Before a crowd in his home start of Vermont and speaking to supporters attending more than 2,600 watch parties across the country, Senator Bernie Sanders announced on August 24 the launch of “Our Revolution.” The newly created organization seeks to institutionalize the former presidential candidate’s progressive movement and develop a grassroots network whose three stated goals are “supporting a new generation of progressive leaders, empowering millions to fight for progressive change and elevating the political consciousness.”
Early in his speech, Sanders looked back on his campaign and touted its accomplishments: earning more than 13 million votes, winning more than 20 state primaries and caucuses, and acquiring 46 percent of the pledged delegates to the Democratic Party’s nominating convention. He also observed that through his campaign’s strong performance, he and his supporters were able to help draft an “extremely progressive” party platform.

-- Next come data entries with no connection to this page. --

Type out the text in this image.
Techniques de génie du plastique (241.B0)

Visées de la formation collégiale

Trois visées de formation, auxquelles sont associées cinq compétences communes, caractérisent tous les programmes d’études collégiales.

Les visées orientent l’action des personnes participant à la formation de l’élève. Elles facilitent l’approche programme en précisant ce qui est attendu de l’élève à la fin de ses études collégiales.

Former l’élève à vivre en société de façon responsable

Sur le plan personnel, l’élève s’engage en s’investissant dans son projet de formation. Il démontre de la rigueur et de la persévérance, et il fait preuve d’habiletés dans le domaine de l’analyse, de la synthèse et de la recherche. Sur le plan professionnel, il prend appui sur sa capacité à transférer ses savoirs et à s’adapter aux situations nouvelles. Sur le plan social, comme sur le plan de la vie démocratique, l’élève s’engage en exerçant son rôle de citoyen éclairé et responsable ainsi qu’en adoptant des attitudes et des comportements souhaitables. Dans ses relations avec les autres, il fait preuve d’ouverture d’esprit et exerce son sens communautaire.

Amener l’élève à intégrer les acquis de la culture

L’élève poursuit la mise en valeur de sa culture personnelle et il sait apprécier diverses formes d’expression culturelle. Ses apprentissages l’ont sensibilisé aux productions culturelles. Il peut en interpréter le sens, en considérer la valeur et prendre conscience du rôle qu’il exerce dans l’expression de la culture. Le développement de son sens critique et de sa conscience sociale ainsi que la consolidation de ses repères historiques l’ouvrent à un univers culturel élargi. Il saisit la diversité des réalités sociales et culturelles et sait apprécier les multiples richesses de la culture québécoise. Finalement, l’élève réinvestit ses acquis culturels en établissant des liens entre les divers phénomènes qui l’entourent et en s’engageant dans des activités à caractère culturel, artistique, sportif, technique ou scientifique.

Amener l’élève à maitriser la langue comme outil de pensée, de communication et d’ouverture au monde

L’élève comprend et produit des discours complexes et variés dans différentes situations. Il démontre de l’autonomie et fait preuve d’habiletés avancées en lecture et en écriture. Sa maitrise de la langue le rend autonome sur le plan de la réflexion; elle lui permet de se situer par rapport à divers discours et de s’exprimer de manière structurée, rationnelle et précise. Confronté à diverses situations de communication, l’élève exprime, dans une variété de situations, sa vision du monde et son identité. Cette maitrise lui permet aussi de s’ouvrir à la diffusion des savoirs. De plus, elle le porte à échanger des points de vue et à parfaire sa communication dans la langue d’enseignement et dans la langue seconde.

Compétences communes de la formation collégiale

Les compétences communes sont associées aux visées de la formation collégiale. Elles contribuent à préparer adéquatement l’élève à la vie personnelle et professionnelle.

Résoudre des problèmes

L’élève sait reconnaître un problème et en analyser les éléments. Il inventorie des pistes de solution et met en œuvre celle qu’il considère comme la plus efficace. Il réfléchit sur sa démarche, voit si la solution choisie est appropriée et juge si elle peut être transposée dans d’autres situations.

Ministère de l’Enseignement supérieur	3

Sanders then remarked on how his candidacy had changes the national political debate on many issues and cited several instances where he succeeded in shaping the views of Democratic nominee Hillary Clinton.

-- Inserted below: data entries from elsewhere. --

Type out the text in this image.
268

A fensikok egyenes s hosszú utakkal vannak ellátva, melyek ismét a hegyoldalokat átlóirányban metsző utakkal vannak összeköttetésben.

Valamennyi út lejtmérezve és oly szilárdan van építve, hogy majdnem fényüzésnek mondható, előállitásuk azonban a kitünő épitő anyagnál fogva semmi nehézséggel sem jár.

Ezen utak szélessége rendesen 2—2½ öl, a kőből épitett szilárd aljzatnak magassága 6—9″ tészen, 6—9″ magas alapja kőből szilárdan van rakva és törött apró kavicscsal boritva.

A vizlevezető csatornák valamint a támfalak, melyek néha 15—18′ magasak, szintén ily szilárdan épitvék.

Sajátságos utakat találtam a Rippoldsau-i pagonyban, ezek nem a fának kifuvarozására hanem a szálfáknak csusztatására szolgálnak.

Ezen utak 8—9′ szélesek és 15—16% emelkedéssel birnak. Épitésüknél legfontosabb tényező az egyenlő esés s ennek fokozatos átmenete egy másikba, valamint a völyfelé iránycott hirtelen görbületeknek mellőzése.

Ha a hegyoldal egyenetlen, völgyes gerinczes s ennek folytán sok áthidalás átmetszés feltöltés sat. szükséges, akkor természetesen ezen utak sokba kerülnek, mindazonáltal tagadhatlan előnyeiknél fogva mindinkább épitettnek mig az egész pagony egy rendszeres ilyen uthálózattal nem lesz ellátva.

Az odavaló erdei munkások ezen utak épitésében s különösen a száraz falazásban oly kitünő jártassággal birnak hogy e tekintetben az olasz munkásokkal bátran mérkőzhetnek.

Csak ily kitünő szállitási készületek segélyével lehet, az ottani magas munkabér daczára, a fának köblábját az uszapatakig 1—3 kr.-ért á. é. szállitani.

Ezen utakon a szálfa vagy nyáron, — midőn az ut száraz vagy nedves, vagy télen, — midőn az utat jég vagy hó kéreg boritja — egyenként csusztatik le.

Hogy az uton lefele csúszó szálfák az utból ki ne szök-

Sanders has proposed making public colleges and universities tuition free, for instance, and Clinton is now supporting a similar proposal – making tuition at these schools free not for all, but for those families earning less than $125,000 each year (83 percent of the population). Similarly, Sanders has proposed adopting a single-payer healthcare system to achieve universal coverage, and Clinton now supports doubling funding for community health centers across the country – funding he said would “create virtually universal primary healthcare in America.”
After acknowledging his candidacy’s successes, Sanders turned to what he said is “the question on the minds of a whole lot of people…’Where do we go from here?'”
Sanders then introduced Our Revolution, which he said plans to grow to include hundreds of thousands of like-minded activists fighting for issues “based on the principles of economic, social, racial, and environmental justice.” He stressed that to be successful and effect real change, the organization and movement must be built “from the bottom on up” rather than “from the top on down.”
To this end, he said, “Our goal must be to elect progressives at every level,” adding, “There will eventually be over 100 of them in every region of the country – candidates from the school board to the United States Senate.”
Sanders then spoke briefly in favor of several candidates the movement is supporting this election cycle at each level, ranging from Vernon Miller (running for school board in Nebraska) to Zephyr Teachout (running for the U.S. House in New York) and Russ Feingold (running for U.S. Senate in Wisconsin).
He also stated that Our Revolution is taking positions on seven ballot questions across the country. The organization supports Proposition 61 in California, which, if passed, would prevent state agencies from paying more for prescription drugs than the U.S. Department of Veterans Affairs. The group also supports a measure in Washington state that, if passed, would urge the U.S. Congress to amend the Constitution to overturn the Supreme Court’s Citizens United decision – as well as a measure in Colorado that, if passed, would bring universal healthcare coverage to the state’s residents.
In his speech, Sanders stated that he will not be leading Our Revolution – a tax-exempt 501(c)(4) nonprofit organization, and that it would be led by Jeff Weaver, the manager of his presidential campaign. These details, however, angered some staff members, causing eight to leave the group shortly after it was launched.
Claire Sandberg, the group’s former organizing director, criticized Our Revolution’s designation as a 501(c)(4) entity, since such groups can raise unlimited amounts of money – a privilege that contradicts Sanders’s preference for small-dollar donations during the campaign. She also impugned Weaver’s leadership abilities, claiming he “cost Bernie the nomination.”
While some are questioning whether the departures mean Our Revolution has ended before it began, the first true test of its endurance and influence will come in several months, after the candidates and ballot measures it is supporting have been put before voters this November.